Я силой развернул ее лицом ко мне, откинул назад волосы. Лицо Элейн в потеках от грязи и слез выглядело невероятно привлекательным, и я начал различать то, за что художники называли ее красавицей. Я обнял ее и прижал к себе. Она была легкой и тонкой, как девочка, съежившаяся под черным мужским пальто, и страсти, которые разбудила во мне Розмари, ожили с новой силой. Я расстегнул на ней пальто и запахнул полы вокруг собственной одежды, чтобы Элейн не замерзла, стал расстегивать пуговицы на платье, под которым оказалась грязная, порванная сорочка… Я ждал, что она отпрянет, но девушка приникла ко мне, не то вздохнув, не то всхлипнув. Белая кожа была гладкой, точно слоновая кость, руки и ноги холодны как лед, но внутри ее было тепло, и этим теплом я насыщался прямо там, на дороге, не боясь, что нас могут увидеть. Элейн подчинялась мне без страсти и без отвращения, но я чувствовал, что ее отчаяние отступило. Когда я закончил, она потянулась ко мне и нежно поцеловала в щеку.

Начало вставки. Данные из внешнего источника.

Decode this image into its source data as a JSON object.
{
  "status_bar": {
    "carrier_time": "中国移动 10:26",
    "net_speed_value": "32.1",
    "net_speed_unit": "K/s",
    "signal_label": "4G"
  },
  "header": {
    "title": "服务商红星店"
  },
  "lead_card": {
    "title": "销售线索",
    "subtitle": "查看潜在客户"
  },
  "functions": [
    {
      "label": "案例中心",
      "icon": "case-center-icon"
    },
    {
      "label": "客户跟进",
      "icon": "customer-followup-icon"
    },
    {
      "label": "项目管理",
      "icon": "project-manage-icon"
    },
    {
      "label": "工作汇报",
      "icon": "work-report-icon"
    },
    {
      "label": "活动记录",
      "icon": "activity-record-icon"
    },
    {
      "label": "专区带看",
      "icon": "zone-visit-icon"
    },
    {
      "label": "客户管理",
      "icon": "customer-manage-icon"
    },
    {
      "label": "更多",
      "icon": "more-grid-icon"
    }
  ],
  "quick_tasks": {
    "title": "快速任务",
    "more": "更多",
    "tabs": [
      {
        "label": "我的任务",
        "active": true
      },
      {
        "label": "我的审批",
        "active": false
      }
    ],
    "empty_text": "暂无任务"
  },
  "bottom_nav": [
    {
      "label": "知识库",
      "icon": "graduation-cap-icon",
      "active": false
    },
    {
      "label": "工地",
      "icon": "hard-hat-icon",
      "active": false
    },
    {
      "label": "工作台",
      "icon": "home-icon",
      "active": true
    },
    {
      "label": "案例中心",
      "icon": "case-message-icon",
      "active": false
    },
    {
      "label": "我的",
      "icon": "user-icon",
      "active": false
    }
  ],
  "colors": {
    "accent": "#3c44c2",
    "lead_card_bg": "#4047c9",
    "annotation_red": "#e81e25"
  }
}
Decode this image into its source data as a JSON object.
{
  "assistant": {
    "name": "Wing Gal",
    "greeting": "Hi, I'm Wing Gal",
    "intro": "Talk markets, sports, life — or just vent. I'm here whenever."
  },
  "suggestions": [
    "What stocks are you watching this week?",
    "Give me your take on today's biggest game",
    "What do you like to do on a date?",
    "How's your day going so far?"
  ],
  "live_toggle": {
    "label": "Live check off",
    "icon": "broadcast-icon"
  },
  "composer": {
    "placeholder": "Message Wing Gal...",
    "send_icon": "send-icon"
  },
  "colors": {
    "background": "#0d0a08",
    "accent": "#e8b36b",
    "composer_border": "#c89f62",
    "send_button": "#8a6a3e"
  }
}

— Когда-то я была красивой, — промолвила она.
— Ты и сейчас красивая, — сказал я, потому что она ждала этого.
Но Элейн пропустила мои слова мимо ушей.
— Пожалуйста, помоги мне, — попросила она.
— Как?
Она взглянула на меня.
— Убей ее.
Я ответил ей непонимающим взглядом.
— Убей ее. Пожалуйста. Я больше так не могу. Каждую ночь одно и то же. Сделай это, пока можешь. Боже! Это длится так долго. Я была рада, что он ее убил. Я думала, что освободилась. Но она вернулась и нашла меня снова. И с тех пор… — Голос Элейн прервался, и я ощутил, что отчаяние снова захлестнуло ее. — Она не позволяет мне умереть… столько времени нет ничего, кроме тьмы и крови. Она не отпустит нас никогда. Убей ее, пожалуйста…
Я пожал плечами, снова взяв себя в руки. Встреча с Элейн, как и сверток в кармане, оживили мое желание власти и прежние устремления. Я решил, что могу убить Розмари. Но не ради Элейн — она будет принадлежать мне, как сейчас принадлежит Розмари. И все остальные тоже.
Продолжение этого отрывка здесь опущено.